The study that is about to be published in the Journal of Epidemiology and Community Health makes it clear that increasing your intake of vegetables is a strategy that extends life expectancy. If you already follow the 5 a day guideline to the letter, following this latest advice is likely to work. The more vegetables you eat, the better.
The researchers followed a group of 65,226 British people over the age of 35 for almost eight years, and examined the relationship between their diet and mortality.
The figure below shows the relationship between mortality and the average daily intake of fruit. The participants who ate more than 4 pieces of fruit a day had a 14 percent lower mortality rate than the participants who ate no fruit at all. That’s not such a huge amount.
The effect of eating vegetables was stronger. Consuming more than three portions of vegetables daily reduced the mortality risk by 32 percent compared with participants who ate no vegetables at all.
The joint effect of vegetables and fruit was not a lot stronger than eating just vegetables, as the table below shows [see ‘Population’]. The participants who ate vegetables and/or fruit more than 7 times a day had a 33 percent lower mortality rate than the participants who ate no fruit or vegetables at all.
The same figure also shows that lifestyle factors can strengthen the positive effects of eating vegetables. Among the participants who exercised a lot and the participants with a healthy weight, a high vegetable intake almost halved the mortality risk. And that’s definitely a worthwhile effect.
The researchers also looked at different types of fruit and vegetables, and discovered that the positive health effects of fruit juice were minimal. Tinned fruit actually had a negative health effect. [Table]
Fruit and vegetable consumption and all-cause, cancer and CVD mortality: analysis of Health Survey for England data.
Governments worldwide recommend daily consumption of fruit and vegetables.

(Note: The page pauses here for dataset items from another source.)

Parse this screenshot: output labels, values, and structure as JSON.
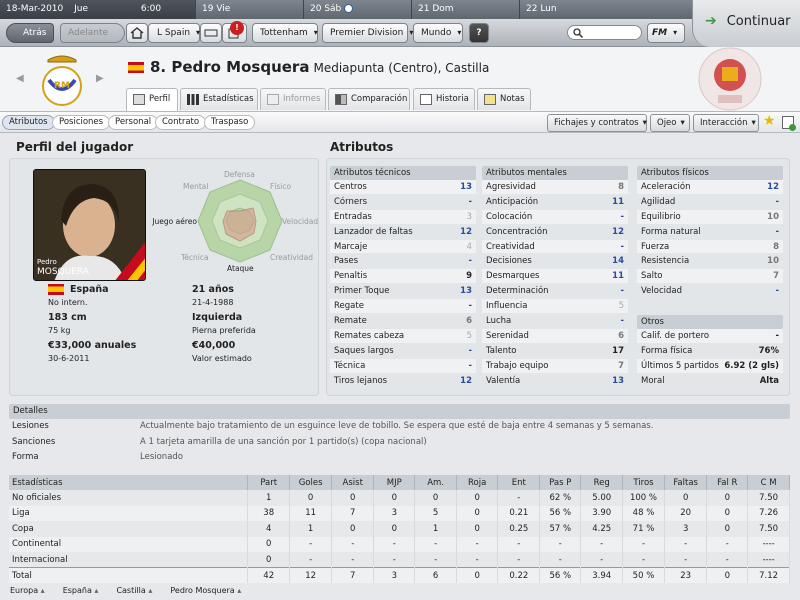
{
  "datebar": {
    "current_date": "18-Mar-2010",
    "current_day": "Jue",
    "current_time": "6:00",
    "days": [
      {
        "num": "19",
        "name": "Vie"
      },
      {
        "num": "20",
        "name": "Sáb"
      },
      {
        "num": "21",
        "name": "Dom"
      },
      {
        "num": "22",
        "name": "Lun"
      }
    ]
  },
  "nav": {
    "back": "Atrás",
    "forward": "Adelante",
    "league": "L Spain",
    "club": "Tottenham",
    "competition": "Premier Division",
    "world": "Mundo",
    "help": "?",
    "fm": "FM",
    "continue": "Continuar",
    "notification_count": "!"
  },
  "player": {
    "number_name": "8. Pedro Mosquera",
    "position": "Mediapunta (Centro), Castilla",
    "photo_first": "Pedro",
    "photo_last": "MOSQUERA"
  },
  "tabs": [
    "Perfil",
    "Estadísticas",
    "Informes",
    "Comparación",
    "Historia",
    "Notas"
  ],
  "subtabs": [
    "Atributos",
    "Posiciones",
    "Personal",
    "Contrato",
    "Traspaso"
  ],
  "actions": {
    "contracts": "Fichajes y contratos",
    "scout": "Ojeo",
    "interaction": "Interacción"
  },
  "profile": {
    "title": "Perfil del jugador",
    "radar_labels": [
      "Defensa",
      "Físico",
      "Velocidad",
      "Creatividad",
      "Ataque",
      "Técnica",
      "Juego aéreo",
      "Mental"
    ],
    "nationality": "España",
    "intl": "No intern.",
    "age": "21 años",
    "dob": "21-4-1988",
    "height": "183 cm",
    "weight": "75 kg",
    "foot": "Izquierda",
    "foot_label": "Pierna preferida",
    "wage": "€33,000 anuales",
    "contract_end": "30-6-2011",
    "value": "€40,000",
    "value_label": "Valor estimado"
  },
  "attributes": {
    "title": "Atributos",
    "technical": {
      "title": "Atributos técnicos",
      "rows": [
        {
          "name": "Centros",
          "val": "13",
          "c": "hi"
        },
        {
          "name": "Córners",
          "val": "-",
          "c": "hi"
        },
        {
          "name": "Entradas",
          "val": "3",
          "c": "lo"
        },
        {
          "name": "Lanzador de faltas",
          "val": "12",
          "c": "hi"
        },
        {
          "name": "Marcaje",
          "val": "4",
          "c": "lo"
        },
        {
          "name": "Pases",
          "val": "-",
          "c": "hi"
        },
        {
          "name": "Penaltis",
          "val": "9",
          "c": "dk"
        },
        {
          "name": "Primer Toque",
          "val": "13",
          "c": "hi"
        },
        {
          "name": "Regate",
          "val": "-",
          "c": "hi"
        },
        {
          "name": "Remate",
          "val": "6",
          "c": ""
        },
        {
          "name": "Remates cabeza",
          "val": "5",
          "c": "lo"
        },
        {
          "name": "Saques largos",
          "val": "-",
          "c": "hi"
        },
        {
          "name": "Técnica",
          "val": "-",
          "c": "hi"
        },
        {
          "name": "Tiros lejanos",
          "val": "12",
          "c": "hi"
        }
      ]
    },
    "mental": {
      "title": "Atributos mentales",
      "rows": [
        {
          "name": "Agresividad",
          "val": "8",
          "c": ""
        },
        {
          "name": "Anticipación",
          "val": "11",
          "c": "hi"
        },
        {
          "name": "Colocación",
          "val": "-",
          "c": "hi"
        },
        {
          "name": "Concentración",
          "val": "12",
          "c": "hi"
        },
        {
          "name": "Creatividad",
          "val": "-",
          "c": "hi"
        },
        {
          "name": "Decisiones",
          "val": "14",
          "c": "hi"
        },
        {
          "name": "Desmarques",
          "val": "11",
          "c": "hi"
        },
        {
          "name": "Determinación",
          "val": "-",
          "c": "hi"
        },
        {
          "name": "Influencia",
          "val": "5",
          "c": "lo"
        },
        {
          "name": "Lucha",
          "val": "-",
          "c": "hi"
        },
        {
          "name": "Serenidad",
          "val": "6",
          "c": ""
        },
        {
          "name": "Talento",
          "val": "17",
          "c": "dk"
        },
        {
          "name": "Trabajo equipo",
          "val": "7",
          "c": ""
        },
        {
          "name": "Valentía",
          "val": "13",
          "c": "hi"
        }
      ]
    },
    "physical": {
      "title": "Atributos físicos",
      "rows": [
        {
          "name": "Aceleración",
          "val": "12",
          "c": "hi"
        },
        {
          "name": "Agilidad",
          "val": "-",
          "c": "hi"
        },
        {
          "name": "Equilibrio",
          "val": "10",
          "c": ""
        },
        {
          "name": "Forma natural",
          "val": "-",
          "c": "hi"
        },
        {
          "name": "Fuerza",
          "val": "8",
          "c": ""
        },
        {
          "name": "Resistencia",
          "val": "10",
          "c": ""
        },
        {
          "name": "Salto",
          "val": "7",
          "c": ""
        },
        {
          "name": "Velocidad",
          "val": "-",
          "c": "hi"
        }
      ]
    },
    "otros": {
      "title": "Otros",
      "rows": [
        {
          "name": "Calif. de portero",
          "val": "-",
          "c": "dk"
        },
        {
          "name": "Forma física",
          "val": "76%",
          "c": "dk"
        },
        {
          "name": "Últimos 5 partidos",
          "val": "6.92 (2 gls)",
          "c": "dk"
        },
        {
          "name": "Moral",
          "val": "Alta",
          "c": "dk"
        }
      ]
    }
  },
  "detalles": {
    "title": "Detalles",
    "rows": [
      {
        "k": "Lesiones",
        "v": "Actualmente bajo tratamiento de un esguince leve de tobillo. Se espera que esté de baja entre 4 semanas y 5 semanas."
      },
      {
        "k": "Sanciones",
        "v": "A 1 tarjeta amarilla de una sanción por 1 partido(s) (copa nacional)"
      },
      {
        "k": "Forma",
        "v": "Lesionado"
      }
    ]
  },
  "stats": {
    "headers": [
      "Estadísticas",
      "Part",
      "Goles",
      "Asist",
      "MJP",
      "Am.",
      "Roja",
      "Ent",
      "Pas P",
      "Reg",
      "Tiros",
      "Faltas",
      "Fal R",
      "C M"
    ],
    "rows": [
      [
        "No oficiales",
        "1",
        "0",
        "0",
        "0",
        "0",
        "0",
        "-",
        "62 %",
        "5.00",
        "100 %",
        "0",
        "0",
        "7.50"
      ],
      [
        "Liga",
        "38",
        "11",
        "7",
        "3",
        "5",
        "0",
        "0.21",
        "56 %",
        "3.90",
        "48 %",
        "20",
        "0",
        "7.26"
      ],
      [
        "Copa",
        "4",
        "1",
        "0",
        "0",
        "1",
        "0",
        "0.25",
        "57 %",
        "4.25",
        "71 %",
        "3",
        "0",
        "7.50"
      ],
      [
        "Continental",
        "0",
        "-",
        "-",
        "-",
        "-",
        "-",
        "-",
        "-",
        "-",
        "-",
        "-",
        "-",
        "----"
      ],
      [
        "Internacional",
        "0",
        "-",
        "-",
        "-",
        "-",
        "-",
        "-",
        "-",
        "-",
        "-",
        "-",
        "-",
        "----"
      ],
      [
        "Total",
        "42",
        "12",
        "7",
        "3",
        "6",
        "0",
        "0.22",
        "56 %",
        "3.94",
        "50 %",
        "23",
        "0",
        "7.12"
      ]
    ]
  },
  "footer": [
    "Europa",
    "España",
    "Castilla",
    "Pedro Mosquera"
  ]
}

We examine whether this benefits health in the general population of England.
Cox regression was used to estimate HRs and 95% CI for an association between fruit and vegetable consumption and all-cause, cancer and cardiovascular mortality, adjusting for age, sex, social class, education, BMI, alcohol consumption and physical activity, in 65 226 participants aged 35+ years in the 2001-2008 Health Surveys for England, annual surveys of nationally representative random samples of the non-institutionalised population of England linked to mortality data (median follow-up: 7.7 years).
Fruit and vegetable consumption was associated with decreased all-cause mortality (adjusted HR for 7+ portions 0.67 (95% CI 0.58 to 0.78), reference category <1 portion). This association was more pronounced when excluding deaths within a year of baseline (0.58 (0.46 to 0.71)). Fruit and vegetable consumption was associated with reduced cancer (0.75 (0.59-0.96)) and cardiovascular mortality (0.69 (0.53 to 0.88)). Vegetables may have a stronger association with mortality than fruit (HR for 2 to 3 portions 0.81 (0.73 to 0.89) and 0.90 (0.82 to 0.98), respectively). Consumption of vegetables (0.85 (0.81 to 0.89) per portion) or salad (0.87 (0.82 to 0.92) per portion) were most protective, while frozen/canned fruit consumption was apparently associated with increased mortality (1.17 (1.07 to 1.28) per portion).
A robust inverse association exists between fruit and vegetable consumption and mortality, with benefits seen in up to 7+ portions daily. Further investigations into the effects of different types of fruit and vegetables are warranted.